Rushing, who first caught my eye in the film "Control Room" – a documentary about how different media outlets were covering Iraq – was born in Texas. He moved up the ranks in Iraq to deal directly with the foreign press, ultimately accepting a position with Al Jazeera after he left the Armed Forces. It was clear in the film that he was committed to his stance that America was in Iraq to do good and liberate Iraqis from Saddam Hussein, but he was curious enough to ask why the Iraqi people didn't see it the same way. As the Los Angeles Timesreported at the time:

Rushing, a Central Command spokesman assigned to escort the documentary makers during their time in Qatar, is among the film's most sympathetic characters, portrayed as a thoughtful young man moved over time by the grim reality of war.
At no point is he shown doubting the justness of the U.S. effort in Iraq, yet the film documents a budding friendship between Rushing and Al Jazeera reporter Hassan Ibrahim, and moments on camera when Rushing is wrestling with the film's central themes: war, bias and the Arab world's most powerful media outlet.
Talk about cred.

Rushing was on "The Daily Show" last night, where he discussed his military career, working for Al Jazeera, and the media.

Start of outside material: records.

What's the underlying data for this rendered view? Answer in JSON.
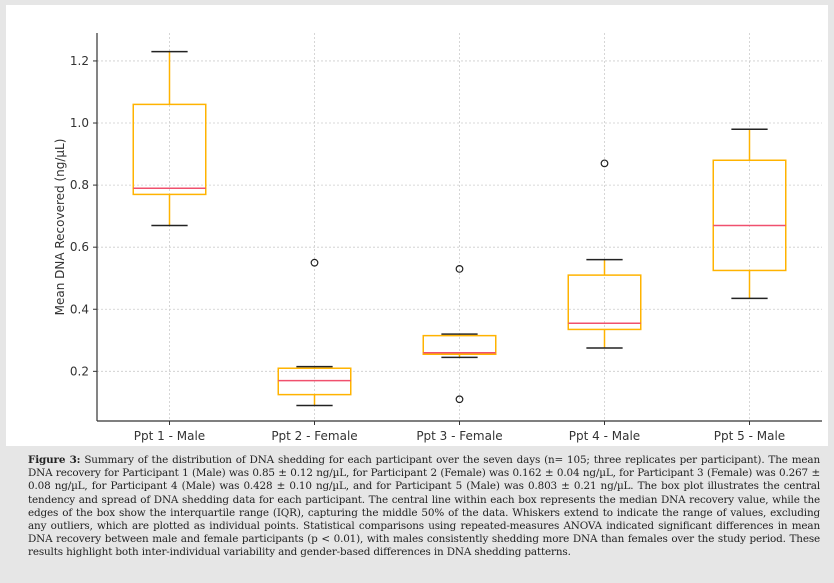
{
  "chart_data": {
    "type": "box",
    "title": "",
    "xlabel": "",
    "ylabel": "Mean DNA Recovered (ng/µL)",
    "ylim": [
      0.04,
      1.29
    ],
    "yticks": [
      0.2,
      0.4,
      0.6,
      0.8,
      1.0,
      1.2
    ],
    "ytick_labels": [
      "0.2",
      "0.4",
      "0.6",
      "0.8",
      "1.0",
      "1.2"
    ],
    "grid": true,
    "legend": "none",
    "colors": {
      "box": "#ffb300",
      "median": "#f0506e",
      "whisker_cap": "#222222",
      "outlier": "#222222",
      "grid": "#cccccc",
      "axis": "#333333"
    },
    "categories": [
      "Ppt 1 - Male",
      "Ppt 2 - Female",
      "Ppt 3 - Female",
      "Ppt 4 - Male",
      "Ppt 5 - Male"
    ],
    "boxes": [
      {
        "name": "Ppt 1 - Male",
        "whisker_low": 0.67,
        "q1": 0.77,
        "median": 0.79,
        "q3": 1.06,
        "whisker_high": 1.23,
        "outliers": []
      },
      {
        "name": "Ppt 2 - Female",
        "whisker_low": 0.09,
        "q1": 0.125,
        "median": 0.17,
        "q3": 0.21,
        "whisker_high": 0.215,
        "outliers": [
          0.55
        ]
      },
      {
        "name": "Ppt 3 - Female",
        "whisker_low": 0.245,
        "q1": 0.255,
        "median": 0.26,
        "q3": 0.315,
        "whisker_high": 0.32,
        "outliers": [
          0.53,
          0.11
        ]
      },
      {
        "name": "Ppt 4 - Male",
        "whisker_low": 0.275,
        "q1": 0.335,
        "median": 0.355,
        "q3": 0.51,
        "whisker_high": 0.56,
        "outliers": [
          0.87
        ]
      },
      {
        "name": "Ppt 5 - Male",
        "whisker_low": 0.435,
        "q1": 0.525,
        "median": 0.67,
        "q3": 0.88,
        "whisker_high": 0.98,
        "outliers": []
      }
    ]
  },
  "caption": {
    "label": "Figure 3:",
    "text": " Summary of the distribution of DNA shedding for each participant over the seven days (n= 105; three replicates per participant). The mean DNA recovery for Participant 1 (Male) was 0.85 ± 0.12 ng/µL, for Participant 2 (Female) was 0.162 ± 0.04 ng/µL, for Participant 3 (Female) was 0.267 ± 0.08 ng/µL, for Participant 4 (Male) was 0.428 ± 0.10 ng/µL, and for Participant 5 (Male) was 0.803 ± 0.21 ng/µL. The box plot illustrates the central tendency and spread of DNA shedding data for each participant. The central line within each box represents the median DNA recovery value, while the edges of the box show the interquartile range (IQR), capturing the middle 50% of the data. Whiskers extend to indicate the range of values, excluding any outliers, which are plotted as individual points. Statistical comparisons using repeated-measures ANOVA indicated significant differences in mean DNA recovery between male and female participants (p < 0.01), with males consistently shedding more DNA than females over the study period. These results highlight both inter-individual variability and gender-based differences in DNA shedding patterns."
  }
}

Some choice quotes:

  • On representing the Marines viewpoint while engaging in a dialogue:

    I was trying to hold the government line – which was my job to do, explain why we were there -- and I was also trying to understand how they could see it. In my mind, we were there to liberate the Iraqi people, which was a good thing. Anyone who is sympathetic to Arabs or Iraqis, they must want them liberated from Saddam Hussein – it must be a good thing. But they didn't see it that way. And I was trying to understand how they could see it that [different] way. … It was a razor's edge: to try to hold the government line, and yet understand the way they saw it, to try to understand how both worlds could be right.

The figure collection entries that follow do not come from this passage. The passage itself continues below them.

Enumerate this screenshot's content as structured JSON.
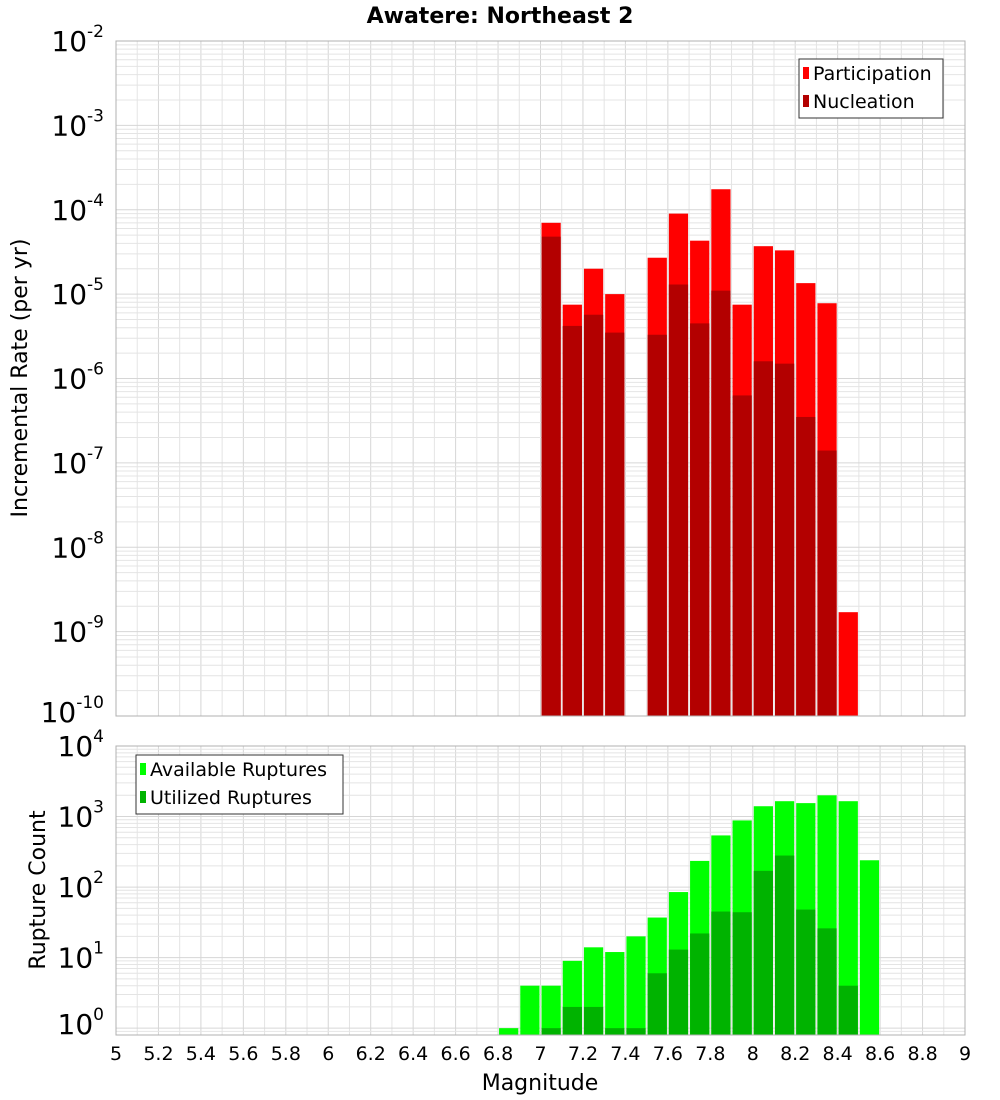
{
  "chart_data": [
    {
      "type": "bar",
      "title": "Awatere: Northeast 2",
      "xlabel": "Magnitude",
      "ylabel": "Incremental Rate (per yr)",
      "x_scale": "linear",
      "xlim": [
        5,
        9
      ],
      "y_scale": "log",
      "ylim": [
        1e-10,
        0.01
      ],
      "y_tick_labels": [
        {
          "base": "10",
          "exp": "-10"
        },
        {
          "base": "10",
          "exp": "-9"
        },
        {
          "base": "10",
          "exp": "-8"
        },
        {
          "base": "10",
          "exp": "-7"
        },
        {
          "base": "10",
          "exp": "-6"
        },
        {
          "base": "10",
          "exp": "-5"
        },
        {
          "base": "10",
          "exp": "-4"
        },
        {
          "base": "10",
          "exp": "-3"
        },
        {
          "base": "10",
          "exp": "-2"
        }
      ],
      "bin_width": 0.1,
      "grid": true,
      "legend_position": "top-right",
      "series": [
        {
          "name": "Participation",
          "color": "#ff0000",
          "x": [
            7.05,
            7.15,
            7.25,
            7.35,
            7.55,
            7.65,
            7.75,
            7.85,
            7.95,
            8.05,
            8.15,
            8.25,
            8.35,
            8.45
          ],
          "values": [
            7e-05,
            7.5e-06,
            2e-05,
            1e-05,
            2.7e-05,
            9e-05,
            4.3e-05,
            0.000175,
            7.5e-06,
            3.7e-05,
            3.3e-05,
            1.35e-05,
            7.8e-06,
            1.7e-09
          ]
        },
        {
          "name": "Nucleation",
          "color": "#b30000",
          "x": [
            7.05,
            7.15,
            7.25,
            7.35,
            7.55,
            7.65,
            7.75,
            7.85,
            7.95,
            8.05,
            8.15,
            8.25,
            8.35
          ],
          "values": [
            4.8e-05,
            4.2e-06,
            5.7e-06,
            3.5e-06,
            3.3e-06,
            1.3e-05,
            4.5e-06,
            1.1e-05,
            6.3e-07,
            1.6e-06,
            1.5e-06,
            3.5e-07,
            1.4e-07
          ]
        }
      ]
    },
    {
      "type": "bar",
      "title": "",
      "xlabel": "Magnitude",
      "ylabel": "Rupture Count",
      "x_scale": "linear",
      "xlim": [
        5,
        9
      ],
      "x_tick_labels": [
        "5",
        "5.2",
        "5.4",
        "5.6",
        "5.8",
        "6",
        "6.2",
        "6.4",
        "6.6",
        "6.8",
        "7",
        "7.2",
        "7.4",
        "7.6",
        "7.8",
        "8",
        "8.2",
        "8.4",
        "8.6",
        "8.8",
        "9"
      ],
      "y_scale": "log",
      "ylim": [
        0.8,
        10000
      ],
      "y_tick_labels": [
        {
          "base": "10",
          "exp": "0"
        },
        {
          "base": "10",
          "exp": "1"
        },
        {
          "base": "10",
          "exp": "2"
        },
        {
          "base": "10",
          "exp": "3"
        },
        {
          "base": "10",
          "exp": "4"
        }
      ],
      "bin_width": 0.1,
      "grid": true,
      "legend_position": "top-left",
      "series": [
        {
          "name": "Available Ruptures",
          "color": "#00ff00",
          "x": [
            6.85,
            6.95,
            7.05,
            7.15,
            7.25,
            7.35,
            7.45,
            7.55,
            7.65,
            7.75,
            7.85,
            7.95,
            8.05,
            8.15,
            8.25,
            8.35,
            8.45,
            8.55
          ],
          "values": [
            1,
            4,
            4,
            9,
            14,
            12,
            20,
            37,
            85,
            235,
            540,
            880,
            1400,
            1650,
            1550,
            2000,
            1650,
            240
          ]
        },
        {
          "name": "Utilized Ruptures",
          "color": "#00b300",
          "x": [
            7.05,
            7.15,
            7.25,
            7.35,
            7.45,
            7.55,
            7.65,
            7.75,
            7.85,
            7.95,
            8.05,
            8.15,
            8.25,
            8.35,
            8.45
          ],
          "values": [
            1,
            2,
            2,
            1,
            1,
            6,
            13,
            22,
            45,
            44,
            170,
            280,
            48,
            26,
            4
          ]
        }
      ]
    }
  ]
}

  • On Al Jazeera's International's bias:

    There's a bias there, but it's a bias from an international perspective. It's a bias that says that what's happening in Africa may be just as important, if not more important, than what's happening in Hollywood. On a week where the news mentions hardly anything but Anna Nicole Smith, there are events happening around the world. I bet [people in wartorn areas] wish they had a life where it could matter who Anna Nicole Smith's baby's daddy is. They don't have the luxury of wondering who Anna Nicole Smith's baby's daddy is. They don't have the luxury of caring about Paris Hilton.

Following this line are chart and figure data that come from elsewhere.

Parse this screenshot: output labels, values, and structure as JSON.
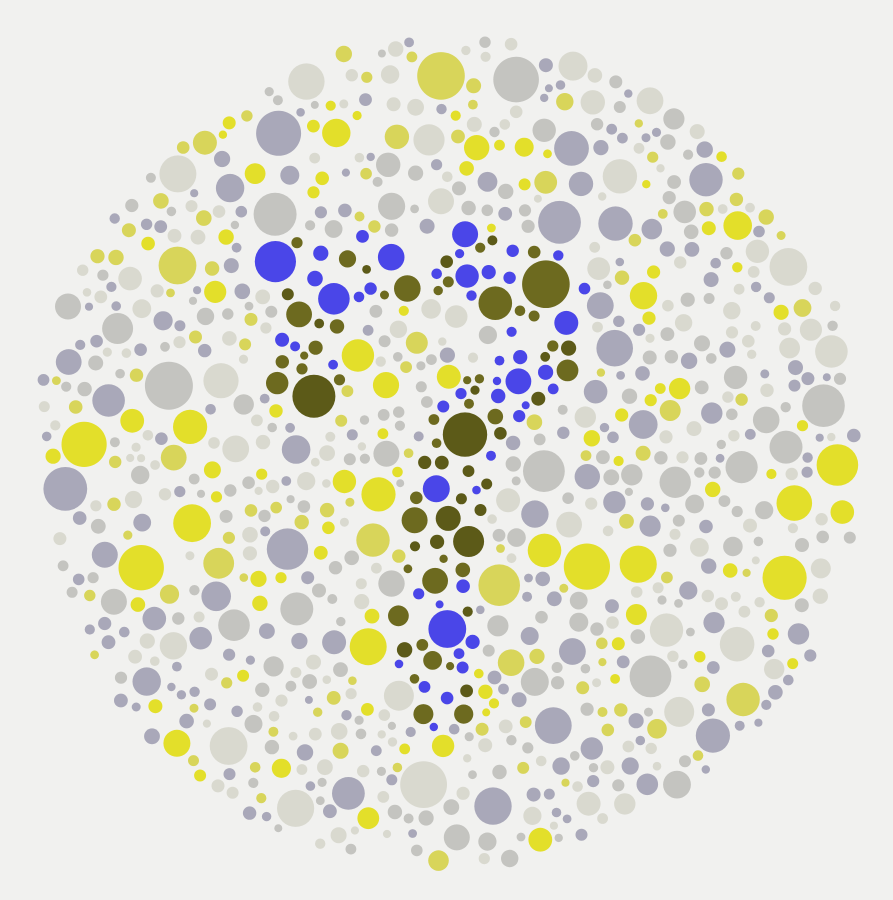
{
  "plate": {
    "digit": "7",
    "colors": {
      "background": "#f1f1ef",
      "figure_olive": "#6d6a1f",
      "figure_olive_dark": "#5c5a18",
      "figure_blue": "#4a46e8",
      "bg_yellow": "#e3df2a",
      "bg_yellow_soft": "#d8d55a",
      "bg_lavender": "#a9a8b9",
      "bg_gray": "#c4c4c0",
      "bg_pale": "#d9d9cf"
    }
  }
}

  • On reporting American news to the Middle East:

    I went out to Blacksburg, Virginia for three or four days to report on it live. And one of the secrets of news is that when you're doing a live report, [viewers] don't realize this but there's all these live reporters standing shoulder to shoulder because they don't want each other in their shot. … So you stand shoulder-to-shoulder with all the other live reporters and you end up doing your reports kind of at the same time. So all the cameras are pointing at the same building in the background, you all do your reports at the top of the hour. Well the day that the report came out that Cho had sent his videos and writings to NBC News, that was the number one story in America by far. So I go out and I'm standing shoulder-to-shoulder with all these other live reporters. Top of the hour hits, and I'm waiting. They all start taking their microphones off and walking away and I'm waiting. For us, that was the fourth story in because on that same day there were about 225 people who died in Baghdad from six car bombings; the Nigerian presidential elections were getting started and there was fighting in Mogadishu. And then four stories in, it was "Josh, what's going on at Virginia Tech?"

    America still awaits a major cable provider to add Al Jazeera to its channel lineup – the only option most of us have is online with a monthly fee – so that we can all see their news presentation for ourselves.